対談は「恐竜の謎、生命の不思議」という題で、著者である生物学者の福岡伸一と古生物・恐竜学者の真鍋真が対談している。
内容は書名のとおりで、著者の「すきなもの」について綴っている。昆虫をテーマにしたエッセイがいくつかあるが、生物学エッセイ集という感じではなく、NDC分類も「914.6」(「日本文学」の「評論、エッセイ、随筆」)。自然科学の本として分類されていないが、福岡伸一の本ということで、ごく簡単に紹介することにした。
当サイトは自然科学の本の紹介サイトなので、まず、福岡伸一の最重要ワードである「動的平衡」にまつわるエッセイを紹介したい。
今回は「落款」をつくる話から、動的平衡の世界観をごく簡単に綴っている。この落款のデザインは、(このレビュー執筆時点で)婦人之友社のWEBサイトでも見ることができるが、著者はこの落款について「流れゆく水の渦巻き紋様にも、あるいは糾える縄模様にも見える。まさに動的平衡ここにあり」と綴っている。

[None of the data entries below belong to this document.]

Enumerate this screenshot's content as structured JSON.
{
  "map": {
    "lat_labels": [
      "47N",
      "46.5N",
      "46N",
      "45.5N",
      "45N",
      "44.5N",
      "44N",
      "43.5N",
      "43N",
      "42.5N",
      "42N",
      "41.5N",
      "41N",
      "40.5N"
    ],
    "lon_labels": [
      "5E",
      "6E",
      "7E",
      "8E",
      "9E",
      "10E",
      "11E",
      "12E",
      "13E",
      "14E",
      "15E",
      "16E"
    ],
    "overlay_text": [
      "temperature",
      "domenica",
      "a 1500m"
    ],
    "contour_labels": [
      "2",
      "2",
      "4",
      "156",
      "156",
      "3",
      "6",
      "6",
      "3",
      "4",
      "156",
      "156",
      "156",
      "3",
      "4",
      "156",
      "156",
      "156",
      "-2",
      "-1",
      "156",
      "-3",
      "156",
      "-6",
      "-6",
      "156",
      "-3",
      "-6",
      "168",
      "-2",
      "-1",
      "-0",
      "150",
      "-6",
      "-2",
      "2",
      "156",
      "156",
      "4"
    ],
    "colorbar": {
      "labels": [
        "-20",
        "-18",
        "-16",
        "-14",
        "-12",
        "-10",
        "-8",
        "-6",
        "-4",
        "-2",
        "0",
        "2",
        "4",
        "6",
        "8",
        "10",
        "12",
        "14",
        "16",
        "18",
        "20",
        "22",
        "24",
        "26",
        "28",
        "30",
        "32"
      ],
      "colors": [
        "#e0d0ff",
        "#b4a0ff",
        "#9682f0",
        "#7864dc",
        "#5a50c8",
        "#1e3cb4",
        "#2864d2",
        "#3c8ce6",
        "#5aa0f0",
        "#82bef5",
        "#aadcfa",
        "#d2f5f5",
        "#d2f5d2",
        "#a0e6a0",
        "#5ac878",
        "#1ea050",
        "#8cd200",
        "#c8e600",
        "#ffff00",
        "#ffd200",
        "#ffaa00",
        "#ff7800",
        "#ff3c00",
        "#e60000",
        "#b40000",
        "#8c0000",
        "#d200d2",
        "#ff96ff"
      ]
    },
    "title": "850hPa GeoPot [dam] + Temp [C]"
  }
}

動的平衡については、こう綴っている。「動的平衡とは、絶えず動きながらバランスを作りなおす営みのこと。私はそれが生命の一番大切な特性だと思っている。」(この後、もう少し説明が続く)
書き下ろしの「光る泥団子」は、つぎの二つの問いから始まる。
「第一問 土はなぜ黒いのでしょうか。」
「第二問 土の歴史は5億年。それはどんな意味を持つのでしょうか。」
この質問の後、地球誕生からの壮大な話が簡潔に綴られていく。
エッセイタイトル(テーマになる「すきなもの」の写真付)で1ページ、文章が2ページの気楽に読めるエッセイ。
ひとこと
書籍情報下のキーワードは一応「生命」としたが、もちろん「生命」について興味を持っている方が選ぶエッセイというわけではない。でも、このエッセイによって、「生命の一番大切な特性」と著者が語った「動的平衡」に興味を持った方もいるのではないだろうか。たびたび語られているので知っている方も多いと思うが、はじめて目にした方、そしてもっと知りたいと思った方には、『生物と無生物のあいだ』をおすすめしたい。